If $X$ and $Y$ are independent random variables with the same geometric distribution with parameter $p$, find:
$P(X = Y)$ and $P(X \geq Y)$
I have done the joint distribution table of both variables and found, with some sums, these results, but I don't find in books some confirmation of my procedures:
1) $\frac{p}{2-p}$
2) $\frac{1}{2-p}$
Best Answer
For the first: you have $$ \mathbb{P}\{X=Y\} = \mathbb{P}\bigcup_{k=1}^\infty \{X=Y=k\} = \sum_{k=1}^\infty \mathbb{P}\{X=Y=k\} = \sum_{k=1}^\infty \mathbb{P}\{X=k\} \cdot \mathbb{P}\{Y=k\} $$ the second equality since the events are disjoint; the last equality by independence of $X,Y$. Using the pmf of the Geometric distribution, we get $$ \mathbb{P}\{X=Y\} = \sum_{k=1}^\infty p(1-p)^{k-1}\cdot p(1-p)^{k-1} = p^2 \sum_{k=0}^\infty (1-p)^{2k} = \frac{p^2}{1-(1-p)^2} = \boxed{\frac{p}{2-p}} $$ where to compute the sum we used the expression of a geometric series.
For the second, we can do something a bit more "fun": note that $$ \mathbb{P}\{X\geq Y\} = \mathbb{P}\{X = Y\} + \mathbb{P}\{X > Y\} \tag{1} $$ and that $\mathbb{P}\{X > Y\} = \mathbb{P}\{X < Y\}$ by symmetry (Why?).
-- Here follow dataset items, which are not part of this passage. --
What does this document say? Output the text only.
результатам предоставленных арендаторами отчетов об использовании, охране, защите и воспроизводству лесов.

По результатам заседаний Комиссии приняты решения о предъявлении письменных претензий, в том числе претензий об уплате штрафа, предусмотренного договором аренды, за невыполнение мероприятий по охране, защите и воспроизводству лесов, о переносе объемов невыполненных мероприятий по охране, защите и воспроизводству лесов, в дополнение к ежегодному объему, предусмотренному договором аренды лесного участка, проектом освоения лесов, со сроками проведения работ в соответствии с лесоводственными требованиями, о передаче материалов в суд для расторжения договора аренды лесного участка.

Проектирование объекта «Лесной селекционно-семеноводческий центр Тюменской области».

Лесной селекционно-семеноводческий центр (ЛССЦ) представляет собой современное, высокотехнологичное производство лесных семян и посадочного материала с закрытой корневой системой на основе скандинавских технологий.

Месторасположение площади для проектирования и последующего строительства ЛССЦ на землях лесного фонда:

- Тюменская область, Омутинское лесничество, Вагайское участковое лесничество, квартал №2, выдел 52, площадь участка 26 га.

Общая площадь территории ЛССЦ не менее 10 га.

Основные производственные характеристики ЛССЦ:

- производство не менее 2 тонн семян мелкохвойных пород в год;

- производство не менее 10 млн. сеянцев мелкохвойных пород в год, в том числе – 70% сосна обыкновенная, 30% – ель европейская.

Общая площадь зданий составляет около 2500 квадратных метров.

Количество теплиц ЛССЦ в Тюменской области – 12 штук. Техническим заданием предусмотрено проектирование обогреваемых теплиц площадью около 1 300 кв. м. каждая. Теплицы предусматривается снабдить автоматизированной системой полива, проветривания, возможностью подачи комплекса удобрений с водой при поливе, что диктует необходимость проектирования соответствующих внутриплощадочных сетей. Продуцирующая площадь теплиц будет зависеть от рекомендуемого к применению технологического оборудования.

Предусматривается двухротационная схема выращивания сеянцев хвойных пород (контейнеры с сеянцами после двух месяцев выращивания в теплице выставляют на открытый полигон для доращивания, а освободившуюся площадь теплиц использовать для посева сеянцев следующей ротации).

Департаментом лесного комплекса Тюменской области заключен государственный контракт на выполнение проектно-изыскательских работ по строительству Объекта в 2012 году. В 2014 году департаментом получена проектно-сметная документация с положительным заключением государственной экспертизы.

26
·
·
Since $$ 1 = \mathbb{P}\{X = Y\} + \mathbb{P}\{X > Y\} + \mathbb{P}\{X < Y\} \tag{2} $$ (Why?) we thus get $$ \mathbb{P}\{X > Y\} = \frac{1-\mathbb{P}\{X = Y\}}{2} $$ and therefore by (1) $$ \mathbb{P}\{X\geq Y\} = \mathbb{P}\{X = Y\}+\frac{1-\mathbb{P}\{X = Y\}}{2} = \frac{1+\mathbb{P}\{X = Y\}}{2} $$ which you can compute given the first part: $$ \frac{1+\frac{p}{2-p}}{2} = \boxed{\frac{1}{2-p}}\,. $$